Introduction
In this abstract, methods and technical solutions for real-time simulation and monitoring of farmed salmon (Salmo salar ) in flexible net cage are introduced. Machine learning -based estimation methods are implemented to combine an individual-based fish model with field measurement data and quantify behavioural changes of the fish when exposed to dynamically changing environments. Fish density distributions in the cage are determined by the simulation results and assimilated echo- sounder data. Fish distributions around a submerged structure such as an underwater vehicle can also be simulated according to the 360-degree sonar data ( BlueRobotics - Ping360 Scanning Image Sonar). Field trials and demonstrations have been conducted in an industrial-scale fish farm for instrument testing and verifications of the integrated simulation and monitoring system .
This work was financed by the Research Council of Norway through the project: CHANGE [1] .
Materials and methods
A flexible net cage and fish were modelled in the simulation framework, FhSim, which allows a high degree of flexibility to combine different mathematical models, numerical solvers, sensors/observers and relevant estimation techniques for time-domain representation of a complex system [2]. The fish model in FhSim is individual based [3] , able to simulate full-scale fish populations (e.g., 200,000 individuals in one cage) in real time. The spatial and temporal fish behavioural responses towards the cage, feed, temperature, light, water currents, waves and other individuals are considered. However, there are several influence factors (e.g., oxygen level and consumption) that are not yet included in the model, and it is notoriously difficult to measure all the environmental conditions and complex interactions in the field.
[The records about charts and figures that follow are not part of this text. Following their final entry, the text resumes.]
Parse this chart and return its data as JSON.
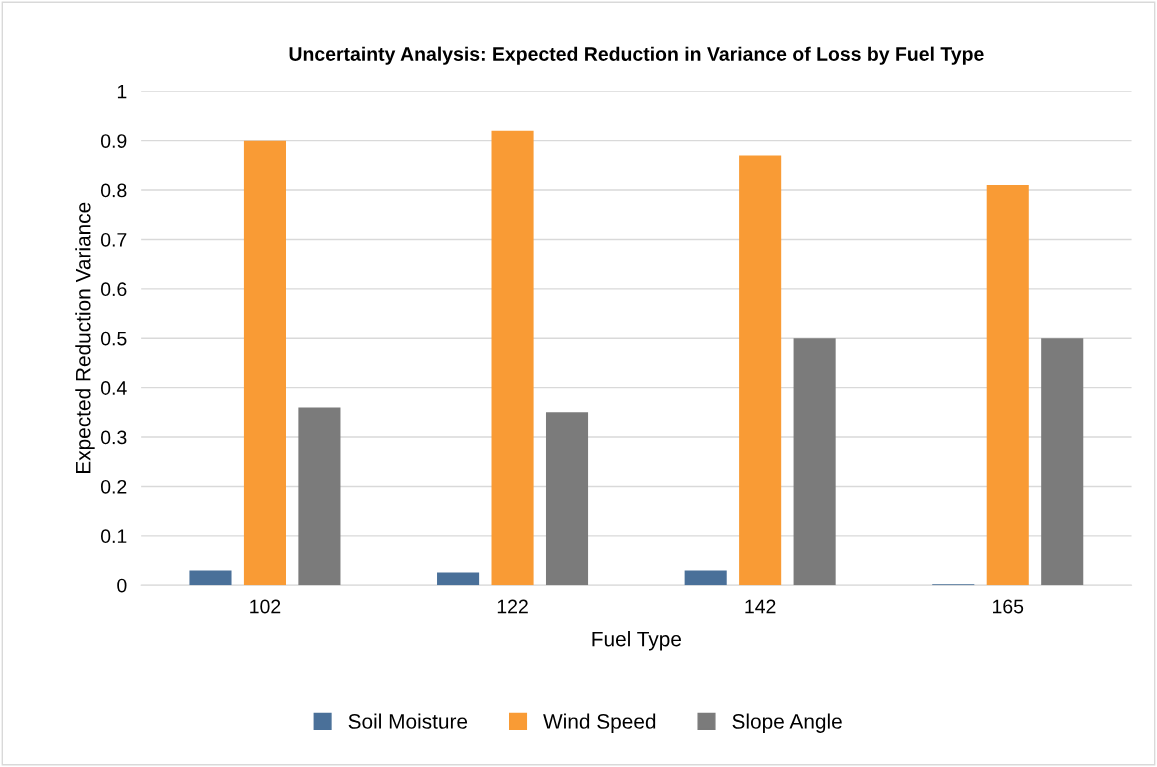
{
  "chart_data": {
    "type": "bar",
    "title": "Uncertainty Analysis: Expected Reduction in Variance of Loss by Fuel Type",
    "xlabel": "Fuel Type",
    "ylabel": "Expected Reduction Variance",
    "categories": [
      "102",
      "122",
      "142",
      "165"
    ],
    "series": [
      {
        "name": "Soil Moisture",
        "color": "#4a7099",
        "values": [
          0.03,
          0.026,
          0.03,
          0.002
        ]
      },
      {
        "name": "Wind Speed",
        "color": "#f99b35",
        "values": [
          0.9,
          0.92,
          0.87,
          0.81
        ]
      },
      {
        "name": "Slope Angle",
        "color": "#7b7b7b",
        "values": [
          0.36,
          0.35,
          0.5,
          0.5
        ]
      }
    ],
    "ylim": [
      0,
      1
    ],
    "yticks": [
      0,
      0.1,
      0.2,
      0.3,
      0.4,
      0.5,
      0.6,
      0.7,
      0.8,
      0.9,
      1
    ],
    "grid": "y",
    "legend": "bottom"
  }
}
Therefore, several simulations have been conducted with randomised environmental and behavioural parameters (more than 10,000 samples). These simulation data were used to train machine learning -based surrogate models [4 ] which were then able to find the most possible behavioural parameters for the resulting fish distributions. As shown in Figure 1, the machine learning -based estimation methods are incorporated into the simulation model to continuously update the behavioural parameters according to measured fish distribution data. The integrated simulation and monitoring system will not rely on accurate environmental inputs that might be difficult to obtain, but can still use the environmental and structural monitoring data when available.
Results
A real-time data collection and communication system has been tested in an industrial-scale fish farm (as shown in Figure 2) . The measured fish densities from a multi-beam echo sounder were assimilated with the simulation model for real-time monitoring of vertical fish distributions. The simulation results were shown to coincide with the echo-sounder data and provide more information about the fish, such as the influence of the current and cage deformation on fish distributions and changes in the fish swimming speeds. An extended setup of several echo sounders (both single-beam and multi-beam) in the cage will be tested, as well as the integrated simulation and monitoring system .
Machine learning -based estimation methods have also been implemented to identify and quantify fish distributions around an underwater vehicle or a generalised object, where the 360-degree sonar data were used to parameterize the behavioural changes. These could be extended for real-tim e fish detection and characterization of the possible interferences to the fish. In combination with the estimated fish distributions in the cage, a bio-interactive control routine can be implemented to ensure fish welfare and increased efficiency in relevant underwater operations ( e.g., autonomous underwater data acquisition).
Conclusions and future work
An integrated simulation and monitoring system is being developed and shown to be suitable for real-time applications in an industrial-scale fish farm. The tested instrument setup is preliminary and will be extended for actual use. The machine learning -based estimation methods incorporated into the simulation framework form a basis for hybrid analysis and modelling [5] and relevant digital twin implementations. A holistic digital twin solution for aquaculture structures and farmed fish will improve the ability to monitor, control and document aquaculture productions and facilitate knowledge-based decision making, thereby contribute to the realisation of precision fish farming.
References
[1] CHANGE . https://www.sintef.no/en/projects/2021/change-an-underwater-robotics-concept-for-dynamically-changing-environments/.
[2] Su et al., 2019. A multipurpose framework for modelling and simulation of marine aquaculture systems. In Proceedings of the 38th International Conference on Offshore Mechanics and Arctic Engineering (OMAE 2019).
[3] Føre et al., 2009. Modelling of Atlantic salmon (Salmo salar L.) behaviour in sea-cages: A Lagrangian approach. Aquaculture 288, 196-204.
[4] Bouhlel et al., 2019. A Python surrogate modeling framework with derivatives . Advances in Engineering Software 135, 102662.
[5] Pawar et al., 2021. Hybrid analysis and modeling for next generation of digital twins . Journal of Physics: Conference Series 2018, 012031.